Section 1. It is an affirmative defense to a prosecution for homicide as defined in § 22-16-1 or assault as defined in § 22-18-1 or 22-18-1.1 that the defendant is a pregnant woman who used force or deadly force against another to protect her unborn child if:

(1) Under the circumstances as the pregnant woman reasonably believes them to be, she would be justified under § 22-16-35 in using force or deadly force to protect herself against the unlawful force or unlawful deadly force she reasonably believes to be threatening her unborn child; and
(2) She reasonably believes that her intervention and use of force or deadly force are immediately necessary to protect her unborn child.

Section 2. The affirmative defense provided in section 1 of this Act does not apply to:
(1) Acts committed by anyone other than the pregnant woman;
(2) Acts where the pregnant woman would be obligated to retreat, to surrender the possession of a thing, or to comply with a demand before using force in self-defense. However, the pregnant woman is not obligated to retreat before using force or deadly force to protect her unborn child, unless she knows that she can thereby secure the complete safety of her unborn child; or
(3) The defense of human embryos existing outside of a woman’s body.
The amended legislation opened a Pandora's box for mischief and would have opened the door to open season on abortion providers.

The justifiable homicide statute as it was heavily amended and revised was written with several alternative clauses that are independent of each other.
22-16-34. Homicide is justifiable if committed by any person while resisting any attempt to murder such person, or to harm the unborn child of such person in a manner and to a degree likely to result in the death of the unborn child, or to commit any felony upon him or her , or upon or in any dwelling house in which such person is.
Therefore, by studying the sentence structure of the changes, homicide would be justifiable if committed by any person:
  1. while resisting any attempt to murder such person; or
  2. to harm the unborn person of such person in a manner to a degree likely to result in the death of the unborn child; or
  3. to commit any felony upon him or her or upon or in any dwelling house in which the person is located.
 The other statute (22-16-35) operates in much the same way when you take into account the alternative clauses:
Homicide is justifiable if committed by any person in the lawful defense of such person, or of his or her husband, wife, parent, child, master, mistress, or servant, or the unborn child of any such enumerated person, if there is reasonable ground to apprehend a design to commit a felony, or to do some great personal injury, and imminent danger of such design being

Homicide is justifiable if committed by any person in the lawful defense of such person, or of his or her husband, wife, parent, child, master, mistress, or servant, or the unborn child of any such enumerated person, if:
  1. there is reasonable ground to apprehend a design to commit a felony; or
  2. to do some great personal injury,
and

imminent danger of such design being present.
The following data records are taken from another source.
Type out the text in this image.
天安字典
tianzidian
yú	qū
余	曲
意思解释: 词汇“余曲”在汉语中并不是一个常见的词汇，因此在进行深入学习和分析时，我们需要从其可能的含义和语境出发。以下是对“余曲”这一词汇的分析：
The amendments to the latter statute would permit justifiable homicide when great personal injury is involved, such that a felony is not required for justification. That's an end run around the fact that abortion is a constitutionally protected right.

The anti-abortion groups will try again, and they may try a similar tact to amend the justified homicide statutes to allow a legal defense for the murder of doctors who perform abortions as justified to protect the life of an unborn child. That kind of legal argument has been attempted by those who murdered abortion doctors, including the bastard who killed Dr. Tiller.